Absolutely. This is one of the few things I am fairly certain of. If anyone is entitled to inspiration about what’s right for you, it’s you.
I’ve mentioned this before, but when extending callings, our SP takes a different tack than what I had been used to. He first explains to the person the position he is thinking of asking the person to fill and asks how he/she feels about it. Only after the person has basically agreed that he/she thinks it would be a good idea is the “calling” actually made. I know it sounds a little like splitting hairs, but I really appreciate that this shows a sensitivity to individual needs and concerns that was previously missing in my experience. Of course, your mileage may vary, depending on the personalities and culture of your own particular unit.
July 21, 2012 at 4:53 pm #256238Anonymous
GuestWe are entitled to personal revelation. elder Oaks taught that our doctrine is clear that bishops and SPs do not have authority to receive revelation for our lives, our homes, or our families. This is the whole reason they “extend”callings, and ask for you to tell them if you accept. If it was doctrine you couldn’t say no, they wouldn’t need to ask.

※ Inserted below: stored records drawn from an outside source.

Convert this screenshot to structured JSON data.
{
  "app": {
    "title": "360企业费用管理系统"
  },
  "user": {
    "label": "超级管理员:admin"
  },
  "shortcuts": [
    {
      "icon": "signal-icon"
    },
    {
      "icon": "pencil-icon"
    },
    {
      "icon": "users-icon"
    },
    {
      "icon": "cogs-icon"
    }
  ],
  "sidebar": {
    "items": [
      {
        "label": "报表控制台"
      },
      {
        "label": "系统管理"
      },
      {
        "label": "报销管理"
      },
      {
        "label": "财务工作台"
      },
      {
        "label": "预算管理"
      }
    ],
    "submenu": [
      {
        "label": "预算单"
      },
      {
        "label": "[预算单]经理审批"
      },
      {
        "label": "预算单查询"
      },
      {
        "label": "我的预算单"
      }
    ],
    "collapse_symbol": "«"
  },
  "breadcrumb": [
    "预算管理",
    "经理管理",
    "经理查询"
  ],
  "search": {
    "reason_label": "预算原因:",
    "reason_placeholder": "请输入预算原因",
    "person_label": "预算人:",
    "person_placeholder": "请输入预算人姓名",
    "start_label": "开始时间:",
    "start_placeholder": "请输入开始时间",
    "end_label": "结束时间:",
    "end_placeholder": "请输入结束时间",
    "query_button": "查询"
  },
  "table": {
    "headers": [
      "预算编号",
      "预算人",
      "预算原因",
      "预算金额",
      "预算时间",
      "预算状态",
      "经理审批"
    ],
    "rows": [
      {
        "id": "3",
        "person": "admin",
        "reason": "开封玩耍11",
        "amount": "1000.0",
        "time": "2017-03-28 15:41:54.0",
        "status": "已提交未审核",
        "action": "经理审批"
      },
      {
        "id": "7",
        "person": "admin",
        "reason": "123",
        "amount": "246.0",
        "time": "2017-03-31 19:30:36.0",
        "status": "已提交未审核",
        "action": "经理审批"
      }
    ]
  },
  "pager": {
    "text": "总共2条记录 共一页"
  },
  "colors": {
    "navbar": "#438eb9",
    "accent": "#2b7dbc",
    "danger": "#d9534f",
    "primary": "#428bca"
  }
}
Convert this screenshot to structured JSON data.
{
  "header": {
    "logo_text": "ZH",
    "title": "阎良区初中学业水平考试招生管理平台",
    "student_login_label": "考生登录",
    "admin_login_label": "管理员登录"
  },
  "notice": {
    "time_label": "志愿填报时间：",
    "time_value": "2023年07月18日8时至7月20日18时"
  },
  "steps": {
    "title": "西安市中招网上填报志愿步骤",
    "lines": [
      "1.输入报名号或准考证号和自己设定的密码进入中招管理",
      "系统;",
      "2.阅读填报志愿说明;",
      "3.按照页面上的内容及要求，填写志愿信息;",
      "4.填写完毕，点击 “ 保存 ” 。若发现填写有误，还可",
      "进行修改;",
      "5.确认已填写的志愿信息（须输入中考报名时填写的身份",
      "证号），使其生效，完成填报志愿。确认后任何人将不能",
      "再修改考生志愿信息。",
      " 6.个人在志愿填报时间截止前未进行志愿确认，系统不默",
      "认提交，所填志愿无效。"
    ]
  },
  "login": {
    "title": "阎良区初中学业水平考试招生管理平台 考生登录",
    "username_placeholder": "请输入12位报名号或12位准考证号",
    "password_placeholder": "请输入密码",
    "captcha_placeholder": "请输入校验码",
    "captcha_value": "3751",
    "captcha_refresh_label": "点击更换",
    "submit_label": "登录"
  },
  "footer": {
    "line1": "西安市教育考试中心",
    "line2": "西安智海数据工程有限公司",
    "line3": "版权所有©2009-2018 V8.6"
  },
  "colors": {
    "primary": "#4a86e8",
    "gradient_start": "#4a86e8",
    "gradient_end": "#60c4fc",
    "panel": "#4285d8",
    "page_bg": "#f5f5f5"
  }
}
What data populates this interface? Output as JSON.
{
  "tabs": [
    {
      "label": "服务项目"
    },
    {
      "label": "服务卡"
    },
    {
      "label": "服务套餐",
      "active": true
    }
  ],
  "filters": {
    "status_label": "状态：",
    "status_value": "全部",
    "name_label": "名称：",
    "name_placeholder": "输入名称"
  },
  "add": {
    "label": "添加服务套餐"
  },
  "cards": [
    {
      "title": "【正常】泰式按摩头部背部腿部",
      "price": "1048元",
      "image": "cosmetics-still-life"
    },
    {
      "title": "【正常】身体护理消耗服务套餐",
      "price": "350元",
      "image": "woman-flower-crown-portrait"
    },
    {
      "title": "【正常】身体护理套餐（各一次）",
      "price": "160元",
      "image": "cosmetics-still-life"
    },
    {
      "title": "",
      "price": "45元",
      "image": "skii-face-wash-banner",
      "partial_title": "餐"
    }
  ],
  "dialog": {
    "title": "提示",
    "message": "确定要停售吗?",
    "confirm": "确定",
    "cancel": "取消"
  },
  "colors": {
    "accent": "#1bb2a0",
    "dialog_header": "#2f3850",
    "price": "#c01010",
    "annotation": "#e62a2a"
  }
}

But there is always differences between doctrine and practice. It is why it is important for all of us to stay informed, so when a leader steps out of line and says or acts like you can’t say no, you can correct them and say “I shouldn’t say no, but I can”. If they are using that as some kind of litmus test, they can have their test…I’m not interested in being manipulated.
So, yes…the spirit will help us say no sometimes. And we should always strive to discern the spirit telling me God’s will apart from my own will and my selfishness.
July 21, 2012 at 6:13 pm #256239Anonymous
Guestdoug, that is exactly the approach I always tried to take, and it’s the approach I’ve appreciated the most in the past. I always draw a distinction between explaining an intended calling and actually asking someone to accept a calling. It’s an important distinction. Fwiw, more than once I’ve expressed concerns about a possible calling and asked the person asking me about a calling they want me to accept to go back and pray about it. I’ve told the person that I will accept it if they need me, but that I probably wouldn’t be very good at it or would be nothing more than a caretaker in practical terms. Once I was asked to accept it anyway; once I was not approached afterward; once it was put on hold while other things in my life at that time got resolved (my employment).
If I honestly thought I wouldn’t do a very good job but was willing to do what I could, and if they knew upfront that I would be doing a mediocre job, I was willing to do it without unrealistic expectations. That way, if anyone complained in any way or tried to guilt me into doing more, I could look them in the eye and say, honestly,
Quote:“I told you if you asked me you’d be getting me – and that I probably couldn’t do what you thought would be ideal. I’m a caretaker doing the best I can given my circumstances; if that’s not enough, release me. There won’t be any hard feelings on my part.”
I refuse to let anyone make me feel bad in any way for not doing more than I can do. If someone calls me, they get me. Period.